Há seis anos longe de casa, ela conta viver de lembranças de lugares destruídos pela guerra —o trio de atores da escala libanesa da odisseia de Jatahy é natural de As-Suwayda, no sudoeste da Síria. Diz sentir-se presa em um limbo que a sufoca. E chora. Do lado de cá da câmera, a tradutora libanesa também sucumbe. Ktaish pede um minuto para fumar.
DIA 3 Está tudo acertado para a gravação da “cena da mesa”, a festa-banquete em que Ulisses rememora suas artimanhas para derrotar o ciclope e outros triunfos: arroz, frango, batata frita e ingredientes para fatuche e tabule comprados, cadeiras e mesas de plásticos reservadas, figurantes vindos dos campos da região avisados, previsão do tempo favorável.
Mas o produtor local, ele também sírio, diz haver problemas com os direitos de uso da imagem do trio de atores. Impede o prosseguimento das gravações enquanto não receber garantias.
O impasse persiste até o fim do dia, ritmado por longas conversas a portas fechadas no hotel de Zahle. À noite, resolvido o quiproquó, Jatahy resume a jornada: “Hoje foi o agora que demora”.
DIA 4 Na entrada do estábulo em que será rodada a primeira cena do dia, Obeid, que divide com Al-Jbaai o papel de Ulisses sírio, fala dos filhos de cinco e dez anos que ficaram do outro lado da fronteira, com a mãe, quando ele partiu, há pouco mais de um ano.
Sua atual mulher é professora de árabe, mas ganha a vida no Líbano vendendo acessórios de couro. Ele ganha algum dinheiro dublando novelas turcas e sul-coreanas, mas se afastou do teatro, sua segunda casa na terra natal. “Não é escolha
minha estar aqui.”
Lá dentro, a equipe se vê reforçada pela criançada do campo anexo, fascinada pelo aparato de imagem e som —mas só os garotos estão ali. Todos eles se apertam entre três camelos, um cavalo e recém-chegadas 14 ovelhas.
Na cronologia, a cena de agora é a imediatamente anterior à filmada no balcão do prédio em construção. Aqui, Ulisses encontra seus companheiros de viagem em uma pocilga, transformados em porcos.
A diretora acha que Ktaish, a Circe, está demasiado parada diante de Al-Jbaai, o Ulisses. Pede a ela que interaja com um dos camelos, animal conhecido pelo caráter, digamos, temperamental. A solução acaba sendo ir contracenar com o rebanho ovino, no outro canto do estábulo.
Pouco depois, Jatahy pede que os atores se beijem. Eles declinam. Casais muçulmanos não costumam trocar carícias diante dos olhares de estranhos, e ainda menos de estranhos mirins.

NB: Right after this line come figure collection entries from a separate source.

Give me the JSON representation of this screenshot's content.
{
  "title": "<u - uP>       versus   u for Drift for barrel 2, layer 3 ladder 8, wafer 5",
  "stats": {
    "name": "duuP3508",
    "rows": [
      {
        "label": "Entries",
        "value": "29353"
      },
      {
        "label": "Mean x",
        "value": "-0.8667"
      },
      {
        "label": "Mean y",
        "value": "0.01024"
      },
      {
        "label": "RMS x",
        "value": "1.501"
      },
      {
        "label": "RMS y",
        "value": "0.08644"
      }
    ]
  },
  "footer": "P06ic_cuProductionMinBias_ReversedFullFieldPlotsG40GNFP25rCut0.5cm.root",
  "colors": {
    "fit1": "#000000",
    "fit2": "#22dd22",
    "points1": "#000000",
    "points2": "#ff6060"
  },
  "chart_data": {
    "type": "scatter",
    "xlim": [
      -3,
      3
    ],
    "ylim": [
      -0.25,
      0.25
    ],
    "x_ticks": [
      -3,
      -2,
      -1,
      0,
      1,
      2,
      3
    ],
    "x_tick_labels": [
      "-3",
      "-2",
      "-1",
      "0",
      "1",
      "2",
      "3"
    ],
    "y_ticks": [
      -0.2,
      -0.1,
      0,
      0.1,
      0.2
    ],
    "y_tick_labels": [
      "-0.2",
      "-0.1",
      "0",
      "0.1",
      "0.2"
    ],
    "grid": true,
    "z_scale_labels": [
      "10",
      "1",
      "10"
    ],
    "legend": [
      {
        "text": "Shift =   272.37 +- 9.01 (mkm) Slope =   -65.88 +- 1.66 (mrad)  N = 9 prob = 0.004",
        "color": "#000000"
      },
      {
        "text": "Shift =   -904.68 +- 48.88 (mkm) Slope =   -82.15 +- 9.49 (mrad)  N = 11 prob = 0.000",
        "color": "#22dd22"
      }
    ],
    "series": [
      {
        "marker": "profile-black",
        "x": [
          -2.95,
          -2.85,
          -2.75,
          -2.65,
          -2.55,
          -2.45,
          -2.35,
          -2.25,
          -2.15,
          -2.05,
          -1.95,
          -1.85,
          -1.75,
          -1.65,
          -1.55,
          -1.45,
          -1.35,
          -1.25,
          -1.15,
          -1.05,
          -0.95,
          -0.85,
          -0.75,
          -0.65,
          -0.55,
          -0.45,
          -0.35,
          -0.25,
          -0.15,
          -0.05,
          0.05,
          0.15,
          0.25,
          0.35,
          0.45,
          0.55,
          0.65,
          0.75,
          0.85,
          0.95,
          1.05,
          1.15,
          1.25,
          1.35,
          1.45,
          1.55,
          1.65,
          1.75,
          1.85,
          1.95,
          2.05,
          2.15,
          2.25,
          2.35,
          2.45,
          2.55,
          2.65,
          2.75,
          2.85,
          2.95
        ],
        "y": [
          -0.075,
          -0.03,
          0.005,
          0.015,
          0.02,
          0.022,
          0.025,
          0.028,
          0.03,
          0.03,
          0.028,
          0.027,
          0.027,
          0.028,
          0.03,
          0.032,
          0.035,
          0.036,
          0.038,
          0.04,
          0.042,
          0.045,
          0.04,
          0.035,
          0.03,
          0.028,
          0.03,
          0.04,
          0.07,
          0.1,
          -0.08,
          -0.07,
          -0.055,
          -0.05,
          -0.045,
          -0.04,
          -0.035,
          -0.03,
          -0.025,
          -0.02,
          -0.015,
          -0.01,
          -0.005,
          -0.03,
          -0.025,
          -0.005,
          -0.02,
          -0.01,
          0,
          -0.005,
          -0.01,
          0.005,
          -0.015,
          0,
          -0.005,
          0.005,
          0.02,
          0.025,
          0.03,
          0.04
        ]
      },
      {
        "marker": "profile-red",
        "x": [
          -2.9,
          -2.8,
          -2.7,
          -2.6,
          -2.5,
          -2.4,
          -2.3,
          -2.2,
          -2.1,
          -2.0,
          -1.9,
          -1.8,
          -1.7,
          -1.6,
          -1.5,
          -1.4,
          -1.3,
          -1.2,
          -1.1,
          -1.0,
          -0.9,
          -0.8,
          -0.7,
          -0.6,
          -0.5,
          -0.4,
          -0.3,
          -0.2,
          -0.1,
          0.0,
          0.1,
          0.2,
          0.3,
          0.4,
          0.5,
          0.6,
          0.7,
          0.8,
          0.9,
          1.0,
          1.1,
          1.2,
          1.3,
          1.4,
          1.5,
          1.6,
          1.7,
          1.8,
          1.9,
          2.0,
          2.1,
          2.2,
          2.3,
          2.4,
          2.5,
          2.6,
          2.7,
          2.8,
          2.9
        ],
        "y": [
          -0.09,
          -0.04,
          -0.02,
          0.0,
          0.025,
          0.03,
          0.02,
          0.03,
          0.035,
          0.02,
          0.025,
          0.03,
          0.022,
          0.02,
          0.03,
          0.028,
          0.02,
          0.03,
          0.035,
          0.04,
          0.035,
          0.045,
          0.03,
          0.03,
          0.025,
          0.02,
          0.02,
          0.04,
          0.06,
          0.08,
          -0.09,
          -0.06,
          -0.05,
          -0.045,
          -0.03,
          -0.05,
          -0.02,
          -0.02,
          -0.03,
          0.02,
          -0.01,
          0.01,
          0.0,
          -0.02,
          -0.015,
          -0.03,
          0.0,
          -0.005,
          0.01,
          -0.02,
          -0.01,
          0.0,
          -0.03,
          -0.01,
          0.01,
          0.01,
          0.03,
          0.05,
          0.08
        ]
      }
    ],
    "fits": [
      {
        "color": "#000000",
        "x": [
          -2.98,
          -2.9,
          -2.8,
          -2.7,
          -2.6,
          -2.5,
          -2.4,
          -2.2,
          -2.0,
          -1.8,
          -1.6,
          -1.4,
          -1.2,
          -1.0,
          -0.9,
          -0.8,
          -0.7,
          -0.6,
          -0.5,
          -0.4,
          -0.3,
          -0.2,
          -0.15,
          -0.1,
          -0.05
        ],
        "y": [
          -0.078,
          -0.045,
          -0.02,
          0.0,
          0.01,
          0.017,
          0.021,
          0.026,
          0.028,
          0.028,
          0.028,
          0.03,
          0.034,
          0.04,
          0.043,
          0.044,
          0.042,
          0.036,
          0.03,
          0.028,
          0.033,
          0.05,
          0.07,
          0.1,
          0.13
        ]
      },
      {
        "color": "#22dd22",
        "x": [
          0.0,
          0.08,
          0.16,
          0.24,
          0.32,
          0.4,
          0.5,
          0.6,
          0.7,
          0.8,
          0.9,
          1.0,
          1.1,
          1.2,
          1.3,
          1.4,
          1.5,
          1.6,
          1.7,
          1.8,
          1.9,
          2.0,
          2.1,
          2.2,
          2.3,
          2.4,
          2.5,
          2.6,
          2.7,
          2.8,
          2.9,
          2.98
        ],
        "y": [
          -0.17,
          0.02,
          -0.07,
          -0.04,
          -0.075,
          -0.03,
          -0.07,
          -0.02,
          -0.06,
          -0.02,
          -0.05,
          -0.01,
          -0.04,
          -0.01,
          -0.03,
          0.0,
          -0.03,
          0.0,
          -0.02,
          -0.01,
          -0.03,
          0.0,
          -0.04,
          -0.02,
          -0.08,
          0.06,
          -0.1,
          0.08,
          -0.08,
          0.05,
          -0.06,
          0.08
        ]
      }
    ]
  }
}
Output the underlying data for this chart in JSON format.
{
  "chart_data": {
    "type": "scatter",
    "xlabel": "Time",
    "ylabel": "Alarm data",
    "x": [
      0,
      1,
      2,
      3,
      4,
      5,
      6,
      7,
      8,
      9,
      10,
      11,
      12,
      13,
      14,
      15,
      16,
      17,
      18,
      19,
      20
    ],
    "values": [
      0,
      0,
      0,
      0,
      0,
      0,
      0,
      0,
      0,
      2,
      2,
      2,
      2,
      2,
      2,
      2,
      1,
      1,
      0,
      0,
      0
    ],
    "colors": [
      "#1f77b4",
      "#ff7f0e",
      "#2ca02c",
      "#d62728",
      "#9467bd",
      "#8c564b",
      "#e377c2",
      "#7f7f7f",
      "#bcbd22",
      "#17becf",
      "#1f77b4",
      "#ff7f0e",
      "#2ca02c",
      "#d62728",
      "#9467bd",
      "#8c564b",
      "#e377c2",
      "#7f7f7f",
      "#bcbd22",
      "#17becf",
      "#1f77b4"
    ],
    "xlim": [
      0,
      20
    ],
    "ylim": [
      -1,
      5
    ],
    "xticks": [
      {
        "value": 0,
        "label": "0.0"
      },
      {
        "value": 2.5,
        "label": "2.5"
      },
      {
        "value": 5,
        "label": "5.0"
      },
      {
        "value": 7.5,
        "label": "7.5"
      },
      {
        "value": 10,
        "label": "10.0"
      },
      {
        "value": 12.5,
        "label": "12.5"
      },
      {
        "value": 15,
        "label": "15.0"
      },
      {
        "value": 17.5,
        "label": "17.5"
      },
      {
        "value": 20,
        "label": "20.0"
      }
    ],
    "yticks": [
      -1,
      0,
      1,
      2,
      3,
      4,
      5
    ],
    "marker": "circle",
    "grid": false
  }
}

Pano rápido para o campo do outro lado da estrada, onde 40 figurantes, dentre os quais há casais, crianças e idosos, aguardam ansiosos a prometida “cena da mesa”. Da tenda que serve de ponto de apoio, vem a horas tantas um remix do hit latino “Despacito”, mas nem a fartura de decibéis incita os convivas à dança.